LDP Genel Başkanı Gültekin Tırpancı, Gazete Duvar'ın sorularına şu yanıtları verdi:

Liberal Demokrat Parti, 31 Mart'taki yerel seçim öncesi ne tür çalışmalar yapıyor?

YSK'nın almış olduğu bir kararlar seçimlere girme hakkımız elimizden alındı. Hukuki olarak dayanaksız bir karardı ve bunların itirazlarını yaptık. Şu anda Anayasa Mahkemesi'nden yapmış olduğumuz itirazın neticesini bekliyoruz. Türkiye Cumhuriyeti Anayasası'nda belirtilen tüm kuralları yerine getirmiş bir partiyiz. Demokrasilerin olmazsa olmazı siyasi partilerdir. Dünyada refah düzeyi artmış, hukukun üstünlüğü olan ülkelere baktığınızda liberal demokrat partiler ya iktidardır ya da iktidar ortağıdır. Türkiye'nin Liberal Demokrat Parti'ye, daha doğrusu programlarına ihtiyacı var. Meclis'te olması gereken partilerin en önemlilerinden birisi biziz. Dünyaya baktığınız zaman aşırı sağcılar, marjinal solcular var ve liberal demokrat partiler denge unsuru olarak ortaya çıkıyor. Türkiye'de de bunun olması gerekiyor. Biz Meclis'e giremiyor durumda olsak bile seçimlere katılma haklarımızın geri verilmesi gerekiyor.

'LİBERAL ARKADAŞLARIMIZIN BAĞIMSIZ OLARAK SEÇİME GİRME İHTİMALLERİ VAR'

Seçimlere parti olarak giremeseniz ne tür çalışmalar yapacaksınız?

Parti olarak seçimlere giremesek de liberal arkadaşlarımızın bağımsız olarak seçime girme ihtimalleri var. İncelemelerini ve değerlendirmelerini yapıyorlar. Şimdiki aşamada seçimlere katılacak partilerin açıklanmasını bekliyoruz. Bizim de orada ismimizin olmasına dair umudumuz devam ediyor. Seçimlere parti amblemi altında girmek çok kıymetli. Arkadaşlarımızın liberal olduğu bilinse de pusulada amblemimizin olması çok önem arz ediyor.

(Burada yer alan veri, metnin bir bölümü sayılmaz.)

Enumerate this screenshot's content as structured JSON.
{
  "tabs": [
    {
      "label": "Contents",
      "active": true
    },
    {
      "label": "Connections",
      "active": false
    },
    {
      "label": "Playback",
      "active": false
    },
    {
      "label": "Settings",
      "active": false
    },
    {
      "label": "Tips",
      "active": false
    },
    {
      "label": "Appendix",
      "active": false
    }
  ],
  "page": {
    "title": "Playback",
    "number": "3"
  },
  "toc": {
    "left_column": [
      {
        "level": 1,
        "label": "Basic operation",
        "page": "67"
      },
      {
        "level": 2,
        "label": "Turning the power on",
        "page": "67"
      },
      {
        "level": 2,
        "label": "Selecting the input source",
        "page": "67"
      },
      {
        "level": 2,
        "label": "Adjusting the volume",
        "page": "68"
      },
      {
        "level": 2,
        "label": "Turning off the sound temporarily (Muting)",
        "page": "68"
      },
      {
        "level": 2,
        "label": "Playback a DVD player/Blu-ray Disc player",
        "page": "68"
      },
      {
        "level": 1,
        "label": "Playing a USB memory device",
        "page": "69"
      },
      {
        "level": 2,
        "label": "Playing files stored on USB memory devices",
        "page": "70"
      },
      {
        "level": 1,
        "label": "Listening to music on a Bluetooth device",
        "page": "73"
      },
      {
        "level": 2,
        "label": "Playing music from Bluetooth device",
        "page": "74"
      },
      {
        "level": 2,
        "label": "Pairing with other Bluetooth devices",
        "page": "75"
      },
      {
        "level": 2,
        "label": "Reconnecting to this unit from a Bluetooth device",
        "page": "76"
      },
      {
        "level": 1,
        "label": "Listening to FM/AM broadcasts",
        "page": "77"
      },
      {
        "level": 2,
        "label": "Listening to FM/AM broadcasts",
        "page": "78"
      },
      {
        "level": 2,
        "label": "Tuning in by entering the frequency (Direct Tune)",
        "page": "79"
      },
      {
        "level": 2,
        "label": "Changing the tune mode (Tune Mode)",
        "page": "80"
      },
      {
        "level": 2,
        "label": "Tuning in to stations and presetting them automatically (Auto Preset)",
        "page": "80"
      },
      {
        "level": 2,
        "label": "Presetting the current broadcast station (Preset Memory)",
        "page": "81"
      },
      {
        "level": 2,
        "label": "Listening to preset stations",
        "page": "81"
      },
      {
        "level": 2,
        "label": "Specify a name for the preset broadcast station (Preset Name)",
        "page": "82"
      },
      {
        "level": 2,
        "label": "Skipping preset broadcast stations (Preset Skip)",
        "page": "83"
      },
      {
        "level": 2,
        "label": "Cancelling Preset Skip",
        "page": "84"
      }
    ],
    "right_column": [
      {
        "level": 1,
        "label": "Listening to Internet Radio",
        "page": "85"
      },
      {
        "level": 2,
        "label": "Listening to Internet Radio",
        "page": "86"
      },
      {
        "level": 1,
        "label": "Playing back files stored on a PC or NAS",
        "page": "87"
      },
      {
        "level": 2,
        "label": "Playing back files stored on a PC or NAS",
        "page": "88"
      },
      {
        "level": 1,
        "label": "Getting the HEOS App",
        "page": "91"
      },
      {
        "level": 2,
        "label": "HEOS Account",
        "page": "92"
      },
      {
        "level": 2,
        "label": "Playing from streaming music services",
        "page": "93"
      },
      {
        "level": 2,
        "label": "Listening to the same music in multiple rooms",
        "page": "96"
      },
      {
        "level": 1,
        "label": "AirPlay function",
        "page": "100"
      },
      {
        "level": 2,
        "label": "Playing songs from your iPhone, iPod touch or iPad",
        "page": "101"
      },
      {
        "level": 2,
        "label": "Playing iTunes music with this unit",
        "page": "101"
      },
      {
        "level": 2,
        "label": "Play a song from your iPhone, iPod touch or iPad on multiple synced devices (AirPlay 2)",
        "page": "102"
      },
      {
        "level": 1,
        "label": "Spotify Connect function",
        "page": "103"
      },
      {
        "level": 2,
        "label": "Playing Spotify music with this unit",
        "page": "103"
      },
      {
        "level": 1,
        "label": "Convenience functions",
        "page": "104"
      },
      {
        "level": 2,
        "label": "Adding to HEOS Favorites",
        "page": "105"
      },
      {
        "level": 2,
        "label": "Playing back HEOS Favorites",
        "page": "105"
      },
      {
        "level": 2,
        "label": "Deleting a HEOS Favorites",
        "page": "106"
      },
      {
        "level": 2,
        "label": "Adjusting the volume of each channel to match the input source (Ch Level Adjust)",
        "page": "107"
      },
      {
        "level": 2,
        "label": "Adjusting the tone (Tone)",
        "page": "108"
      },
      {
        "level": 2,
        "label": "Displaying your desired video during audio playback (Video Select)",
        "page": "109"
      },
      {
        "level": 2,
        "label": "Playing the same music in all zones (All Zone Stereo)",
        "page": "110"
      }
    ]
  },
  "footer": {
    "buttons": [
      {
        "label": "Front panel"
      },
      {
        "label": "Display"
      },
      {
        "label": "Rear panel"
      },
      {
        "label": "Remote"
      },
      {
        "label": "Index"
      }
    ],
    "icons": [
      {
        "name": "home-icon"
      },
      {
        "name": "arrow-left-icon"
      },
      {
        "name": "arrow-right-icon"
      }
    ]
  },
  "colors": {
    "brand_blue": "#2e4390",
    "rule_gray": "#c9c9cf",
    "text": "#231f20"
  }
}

'KORKUYU YIKMAK GEREKİYOR'

Yerel seçim öncesi muhalefet nasıl bir yol izlemeli? Buna dair görüşleriniz neler?

AK Parti iktidara gelmeden önce devletten sosyal yardım alan insan sayısı 3 milyondu. Şu anda 15-16 milyon civarında sosyal yardım alan insan var. Demek ki Türkiye çok kötü idare ediliyor. "Eğer biz iktidarlardan gidersek bu yardımları alamazsınız" diye bir algı ve korku yaratıldı. Muhalefetin bu algıyı yok etmek için çaba sarf etmesi ve korkuyu yıkması gerekiyor. Ekonomiyi bilerek göz göre göre kötüye sürükleyen bu iktidar vatandaşa yaptığı yardımla oy potansiyeli sağlamış durumda. Muhalefetin, "Sosyal devlet olarak üzerimize düşen bütün görevleri yapacağız" söylemini geliştirmesi gerekiyor. Yerel seçimlerde aday olacak kişilerin o bölgenin sevilen ve sayılan dürüst insanlarından seçilmesi de oldukça önemli.

'TÜRKİYE'NİN AYIPLARINDAN EN BÜYÜĞÜ'

LDP'nin internet sitesinde yer alan sloganı: Biz devleti yönetmeye talibiz. Halkın fikrini ve vicdanını değil... Toplumun özellikle ifade özgürlüğü başta olmak üzere pek çok alanda kendisini sıkışmış hissettiği yorumlarına katılıyor musunuz?

Türkiye bugün baktığınız zaman dünya demokrasi endeksinde 100'üncü sıranın altına indi. Basın özgürlüğü sıralamalarında ise ilk 150'ye bile giremediğini görüyoruz. Basın özgürlüğü olmayan bir yerde ifade özgürlüğü de yok demektir, insanların habere ulaşma özgürlüğü yok demektir. Kendisini ifade etmek isteyenlerin meydanlara çıktıklarında uğradıkları şiddeti hepimiz görüyoruz. Kadına yönelik şiddeti protesto eden kadınlara devlet tarafından uygulanan şiddet ortadayken ifade özgürlüğünden bahsetmek söz konusu dahi değil. Bu, Türkiye'nin ayıplarından en büyüğüdür.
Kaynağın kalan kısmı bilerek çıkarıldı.